Por su parte, según el artículo 27.2 del Reglamento del Impuesto:

“3. Si el adquirente o importador de los bienes o servicios a que se refiere el apartado 1 de este artículo no puede acreditar que en el momento en que adquirió o importó dichos bienes o servicios lo hizo con la intención de destinarlos a la realización de actividades empresariales o profesionales, dichas adquisiciones o importaciones no se considerarán efectuadas en condición de empresario o profesional y, por tanto, no podrán ser objeto de deducción las cuotas del Impuesto que soporte o satisfaga con ocasión de dichas operaciones, ni siquiera en el caso en que en un momento posterior a la adquisición o importación de los referidos bienes o servicios decida destinarlos al ejercicio de una actividad empresarial o profesional.”.

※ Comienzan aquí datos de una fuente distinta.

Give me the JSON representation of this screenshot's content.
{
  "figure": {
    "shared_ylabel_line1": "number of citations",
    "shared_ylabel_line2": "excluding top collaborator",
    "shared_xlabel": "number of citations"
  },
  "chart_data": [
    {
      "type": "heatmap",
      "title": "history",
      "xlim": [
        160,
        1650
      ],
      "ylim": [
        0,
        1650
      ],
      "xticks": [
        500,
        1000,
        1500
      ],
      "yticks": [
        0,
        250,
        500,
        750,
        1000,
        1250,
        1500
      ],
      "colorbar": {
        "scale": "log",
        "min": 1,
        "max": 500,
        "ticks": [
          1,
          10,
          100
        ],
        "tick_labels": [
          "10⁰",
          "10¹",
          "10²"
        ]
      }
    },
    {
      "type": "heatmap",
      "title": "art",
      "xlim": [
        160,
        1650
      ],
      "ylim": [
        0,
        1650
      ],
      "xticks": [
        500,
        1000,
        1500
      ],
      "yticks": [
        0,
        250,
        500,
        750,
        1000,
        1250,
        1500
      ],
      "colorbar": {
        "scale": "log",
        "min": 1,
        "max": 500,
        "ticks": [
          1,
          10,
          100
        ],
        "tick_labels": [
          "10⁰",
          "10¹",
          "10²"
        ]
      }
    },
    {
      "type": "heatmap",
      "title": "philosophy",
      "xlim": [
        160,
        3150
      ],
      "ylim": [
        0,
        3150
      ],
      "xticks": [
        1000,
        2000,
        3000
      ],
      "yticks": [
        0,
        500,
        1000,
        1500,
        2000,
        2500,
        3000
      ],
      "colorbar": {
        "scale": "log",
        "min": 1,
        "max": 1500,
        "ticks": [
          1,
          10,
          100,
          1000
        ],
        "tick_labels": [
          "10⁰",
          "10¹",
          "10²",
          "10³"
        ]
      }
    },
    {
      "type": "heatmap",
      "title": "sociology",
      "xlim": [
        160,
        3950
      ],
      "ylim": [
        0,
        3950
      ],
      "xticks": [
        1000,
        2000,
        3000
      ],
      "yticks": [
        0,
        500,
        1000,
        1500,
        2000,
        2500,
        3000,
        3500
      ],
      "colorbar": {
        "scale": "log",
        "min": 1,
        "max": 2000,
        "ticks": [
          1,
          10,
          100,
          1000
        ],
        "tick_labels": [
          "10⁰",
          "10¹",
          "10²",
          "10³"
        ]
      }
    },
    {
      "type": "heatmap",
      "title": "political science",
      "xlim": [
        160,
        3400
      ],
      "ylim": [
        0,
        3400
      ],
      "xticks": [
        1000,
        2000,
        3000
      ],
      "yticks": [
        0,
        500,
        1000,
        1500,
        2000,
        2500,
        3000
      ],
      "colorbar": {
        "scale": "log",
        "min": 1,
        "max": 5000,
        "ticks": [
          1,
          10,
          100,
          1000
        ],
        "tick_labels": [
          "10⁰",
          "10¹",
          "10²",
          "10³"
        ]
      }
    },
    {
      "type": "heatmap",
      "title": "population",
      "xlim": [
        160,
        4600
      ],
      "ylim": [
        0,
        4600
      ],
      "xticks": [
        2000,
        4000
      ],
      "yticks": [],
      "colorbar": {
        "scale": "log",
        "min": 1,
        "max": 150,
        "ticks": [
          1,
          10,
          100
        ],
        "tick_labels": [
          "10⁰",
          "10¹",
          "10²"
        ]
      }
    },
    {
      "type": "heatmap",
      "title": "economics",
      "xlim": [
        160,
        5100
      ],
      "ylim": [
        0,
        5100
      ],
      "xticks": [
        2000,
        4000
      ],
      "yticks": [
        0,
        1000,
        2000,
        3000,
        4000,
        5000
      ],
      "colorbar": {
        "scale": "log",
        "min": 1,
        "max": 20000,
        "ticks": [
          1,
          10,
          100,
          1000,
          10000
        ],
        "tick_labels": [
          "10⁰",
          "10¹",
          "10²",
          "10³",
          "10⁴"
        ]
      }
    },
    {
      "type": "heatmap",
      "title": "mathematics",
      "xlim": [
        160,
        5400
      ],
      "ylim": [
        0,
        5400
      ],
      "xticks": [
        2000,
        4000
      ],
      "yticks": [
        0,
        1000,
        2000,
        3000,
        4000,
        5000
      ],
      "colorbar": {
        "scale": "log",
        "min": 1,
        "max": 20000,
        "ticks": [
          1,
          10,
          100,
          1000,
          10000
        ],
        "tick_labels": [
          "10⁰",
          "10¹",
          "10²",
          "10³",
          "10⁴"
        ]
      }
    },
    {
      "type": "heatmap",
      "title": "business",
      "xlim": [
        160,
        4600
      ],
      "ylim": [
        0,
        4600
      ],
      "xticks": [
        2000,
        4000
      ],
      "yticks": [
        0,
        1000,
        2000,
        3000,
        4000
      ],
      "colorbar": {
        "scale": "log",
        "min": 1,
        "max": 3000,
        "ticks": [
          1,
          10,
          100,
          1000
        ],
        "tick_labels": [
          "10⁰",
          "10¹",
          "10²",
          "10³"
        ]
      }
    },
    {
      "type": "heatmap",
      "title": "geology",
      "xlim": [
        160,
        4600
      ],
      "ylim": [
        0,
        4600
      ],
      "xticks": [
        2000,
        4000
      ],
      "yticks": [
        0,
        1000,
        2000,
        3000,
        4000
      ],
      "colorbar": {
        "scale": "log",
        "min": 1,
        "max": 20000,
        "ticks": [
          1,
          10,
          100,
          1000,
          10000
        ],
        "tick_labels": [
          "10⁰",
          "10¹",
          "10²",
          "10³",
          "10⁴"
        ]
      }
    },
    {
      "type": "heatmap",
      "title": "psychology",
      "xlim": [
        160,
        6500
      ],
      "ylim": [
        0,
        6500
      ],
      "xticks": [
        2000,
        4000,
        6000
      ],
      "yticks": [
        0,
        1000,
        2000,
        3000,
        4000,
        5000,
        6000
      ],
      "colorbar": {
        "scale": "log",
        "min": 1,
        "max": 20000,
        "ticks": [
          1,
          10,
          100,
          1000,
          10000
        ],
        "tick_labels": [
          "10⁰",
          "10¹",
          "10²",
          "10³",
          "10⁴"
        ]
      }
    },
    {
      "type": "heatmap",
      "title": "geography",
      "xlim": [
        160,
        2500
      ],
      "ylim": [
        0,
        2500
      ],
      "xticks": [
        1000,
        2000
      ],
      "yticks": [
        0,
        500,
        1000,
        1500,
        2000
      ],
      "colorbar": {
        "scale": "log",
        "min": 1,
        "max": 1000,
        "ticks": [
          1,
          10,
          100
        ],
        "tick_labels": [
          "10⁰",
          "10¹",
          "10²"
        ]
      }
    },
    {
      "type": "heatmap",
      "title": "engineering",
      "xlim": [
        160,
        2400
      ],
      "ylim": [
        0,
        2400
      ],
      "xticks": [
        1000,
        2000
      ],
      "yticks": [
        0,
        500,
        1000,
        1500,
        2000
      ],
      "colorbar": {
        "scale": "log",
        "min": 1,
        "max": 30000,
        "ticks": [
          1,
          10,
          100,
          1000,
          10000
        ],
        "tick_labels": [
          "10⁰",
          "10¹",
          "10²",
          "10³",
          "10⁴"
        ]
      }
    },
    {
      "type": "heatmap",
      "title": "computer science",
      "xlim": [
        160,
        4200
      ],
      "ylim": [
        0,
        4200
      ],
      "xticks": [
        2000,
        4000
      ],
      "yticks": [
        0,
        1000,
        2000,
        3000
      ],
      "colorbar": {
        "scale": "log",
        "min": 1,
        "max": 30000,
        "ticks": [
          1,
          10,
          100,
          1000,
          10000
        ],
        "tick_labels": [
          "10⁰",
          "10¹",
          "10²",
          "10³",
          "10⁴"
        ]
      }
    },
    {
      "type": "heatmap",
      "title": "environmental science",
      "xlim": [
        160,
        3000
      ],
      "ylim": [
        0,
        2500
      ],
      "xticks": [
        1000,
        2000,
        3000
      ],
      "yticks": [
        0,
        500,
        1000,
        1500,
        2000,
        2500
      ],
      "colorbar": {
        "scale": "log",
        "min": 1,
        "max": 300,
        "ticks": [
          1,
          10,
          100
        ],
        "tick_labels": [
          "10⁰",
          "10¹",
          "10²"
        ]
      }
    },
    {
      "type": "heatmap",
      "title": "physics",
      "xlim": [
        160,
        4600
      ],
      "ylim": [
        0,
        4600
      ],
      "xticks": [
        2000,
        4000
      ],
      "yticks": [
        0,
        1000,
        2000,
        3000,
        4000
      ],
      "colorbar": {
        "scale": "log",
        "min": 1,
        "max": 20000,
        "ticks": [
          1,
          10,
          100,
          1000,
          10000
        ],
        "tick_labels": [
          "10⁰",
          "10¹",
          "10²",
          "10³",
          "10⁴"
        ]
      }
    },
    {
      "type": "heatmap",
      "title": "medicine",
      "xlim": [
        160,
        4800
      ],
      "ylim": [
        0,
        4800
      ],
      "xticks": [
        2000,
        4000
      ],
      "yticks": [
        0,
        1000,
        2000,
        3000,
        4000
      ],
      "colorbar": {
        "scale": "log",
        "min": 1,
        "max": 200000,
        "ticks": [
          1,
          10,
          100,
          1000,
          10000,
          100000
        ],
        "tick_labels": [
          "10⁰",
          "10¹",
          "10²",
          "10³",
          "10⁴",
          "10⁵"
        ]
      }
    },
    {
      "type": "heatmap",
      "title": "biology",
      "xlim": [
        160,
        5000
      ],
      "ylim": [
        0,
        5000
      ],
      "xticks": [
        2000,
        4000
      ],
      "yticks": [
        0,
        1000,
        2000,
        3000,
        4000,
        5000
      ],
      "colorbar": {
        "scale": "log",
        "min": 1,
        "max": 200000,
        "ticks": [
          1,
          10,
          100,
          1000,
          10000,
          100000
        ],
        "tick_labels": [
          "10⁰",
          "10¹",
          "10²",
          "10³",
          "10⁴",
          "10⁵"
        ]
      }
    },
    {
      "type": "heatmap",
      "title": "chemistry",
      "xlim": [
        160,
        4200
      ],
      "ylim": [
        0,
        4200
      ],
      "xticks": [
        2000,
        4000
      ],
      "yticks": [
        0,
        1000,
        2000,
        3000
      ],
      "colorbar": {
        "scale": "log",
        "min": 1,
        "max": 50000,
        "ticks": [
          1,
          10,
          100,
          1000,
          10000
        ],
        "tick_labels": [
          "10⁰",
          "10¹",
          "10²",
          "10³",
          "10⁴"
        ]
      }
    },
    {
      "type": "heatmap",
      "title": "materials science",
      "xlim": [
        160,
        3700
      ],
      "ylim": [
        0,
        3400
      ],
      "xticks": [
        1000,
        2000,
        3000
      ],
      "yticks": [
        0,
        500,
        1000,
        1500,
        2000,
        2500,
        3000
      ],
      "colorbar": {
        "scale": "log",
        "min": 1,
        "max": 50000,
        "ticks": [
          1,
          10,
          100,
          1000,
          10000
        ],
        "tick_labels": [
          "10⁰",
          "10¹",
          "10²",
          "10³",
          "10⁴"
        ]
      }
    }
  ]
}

En consecuencia, dado que en el momento en que adquirió el terreno no tenía la intención, confirmada por elementos objetivos de destinarlo a la realización de actividades empresariales o profesionales, motivo por el cual no tuvo la condición de empresario o profesional, de conformidad con el acuerdo de liquidación mencionado, las cuotas soportadas en dicha adquisición no son deducibles, aunque con posterioridad el solar se afecte al desarrollo de una actividad empresarial o profesional a efectos del Impuesto.

8.- Lo que comunico a Vd. con efectos vinculantes, conforme a lo dispuesto en el apartado 1 del artículo 89 de la Ley 58/2003, de 17 de diciembre, General Tributaria.